Single by The Manhattans

from the album The Manhattans
- B-side: "Wonderful World of Love"
- Released: March 1976
- Recorded: 1975
- Studio: Sigma Sound, Philadelphia, Pennsylvania
- Genre: R&B; Philadelphia soul;
- Length: 4:28 (Album full version) 3:29 (Single edited version)
- Label: Columbia Records
- Songwriter: Winfred Lovett
- Producers: Bobby Martin; Manhattans Production, Inc.;

The Manhattans singles chronology
| "Hurt" (1975) | "Kiss and Say Goodbye" (1976) | "I Kinda Miss You" (1976) |

Music video
- "Kiss and Say Goodbye" by The Manhattans (Official Music Video) on YouTube

= Kiss and Say Goodbye =

"Kiss and Say Goodbye" is a 1976 song by American R&B vocal group the Manhattans. It was written by group member Winfred Lovett, the bass singer and songwriter of the group, who did the song's spoken introduction. The song was recorded for the album The Manhattans, released in 1976 by Columbia Records, and was released as a single in March of the same year. "Kiss and Say Goodbye" became a worldwide success, appearing in the musical charts of countless countries, a Top 10 hit in many countries, including No. 1 in the US, Belgium, Netherlands, New Zealand, and in Europe (European Hot 100 Singles). With the exception of the Adult Contemporary Chart, "Kiss and Say Goodbye" was ranked number 1 in the US on all pop and R&B singles charts. The song was one of the biggest hits of 1976 and of the 1970s.
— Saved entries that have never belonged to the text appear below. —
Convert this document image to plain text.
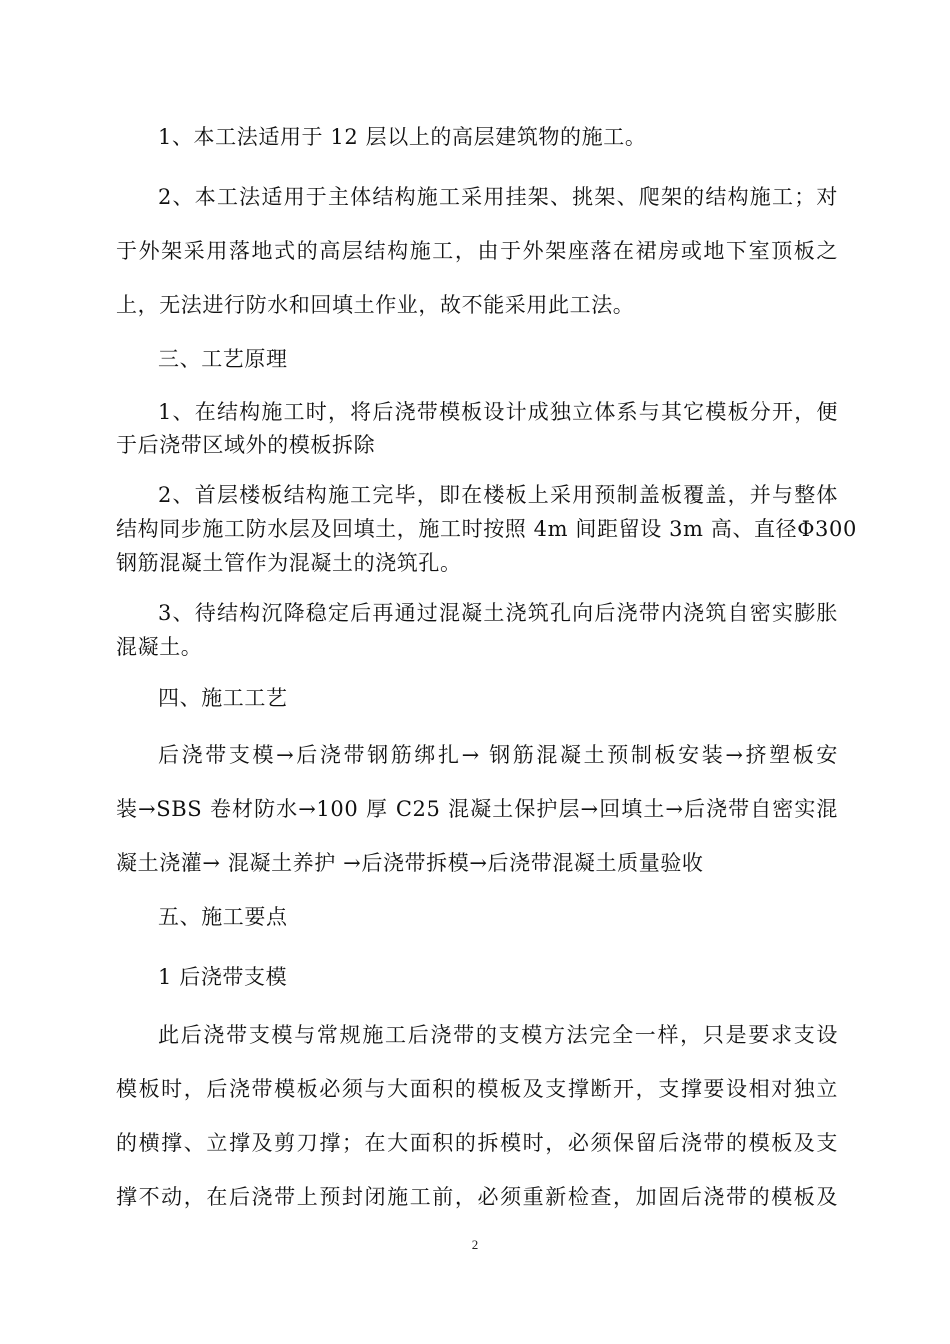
1、本工法适用于 12 层以上的高层建筑物的施工。
2、本工法适用于主体结构施工采用挂架、挑架、爬架的结构施工；对
于外架采用落地式的高层结构施工，由于外架座落在裙房或地下室顶板之
上，无法进行防水和回填土作业，故不能采用此工法。
三、工艺原理
1、在结构施工时，将后浇带模板设计成独立体系与其它模板分开，便
于后浇带区域外的模板拆除
2、首层楼板结构施工完毕，即在楼板上采用预制盖板覆盖，并与整体
结构同步施工防水层及回填土，施工时按照 4m 间距留设 3m 高、直径Φ300
钢筋混凝土管作为混凝土的浇筑孔。
3、待结构沉降稳定后再通过混凝土浇筑孔向后浇带内浇筑自密实膨胀
混凝土。
四、施工工艺
后浇带支模→后浇带钢筋绑扎→ 钢筋混凝土预制板安装→挤塑板安
装→SBS 卷材防水→100 厚 C25 混凝土保护层→回填土→后浇带自密实混
凝土浇灌→ 混凝土养护 →后浇带拆模→后浇带混凝土质量验收
五、施工要点
1 后浇带支模
此后浇带支模与常规施工后浇带的支模方法完全一样，只是要求支设
模板时，后浇带模板必须与大面积的模板及支撑断开，支撑要设相对独立
的横撑、立撑及剪刀撑；在大面积的拆模时，必须保留后浇带的模板及支
撑不动，在后浇带上预封闭施工前，必须重新检查，加固后浇带的模板及
2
==Background and recording==
The song was written by Manhattans bass singer Winfred "Blue" Lovett, who also provided the spoken introduction heard in both the full-length LP version and the commercial single (but edited out of the DJ 45). The lyrics and melody came to him late one night. As he later recalled, "Everything was there. I got up about three o'clock in the morning and jotted down the things I wanted to say. I just put the words together on my tape recorder and little piano. I've always thought that when you write slow songs, they have to have meaning. In this case, it's the love triangle situation we've all been through. I figured anyone who's been in love could relate to it. And it seemed to touch home for a lot of folks."

Lovett originally considered the song a country tune more appropriate to be sung by Glen Campbell or Charley Pride. He decided to do it with his group. The Manhattans lead singer Gerald Alston is featured in the song starting to sing after Lovett's spoken introduction.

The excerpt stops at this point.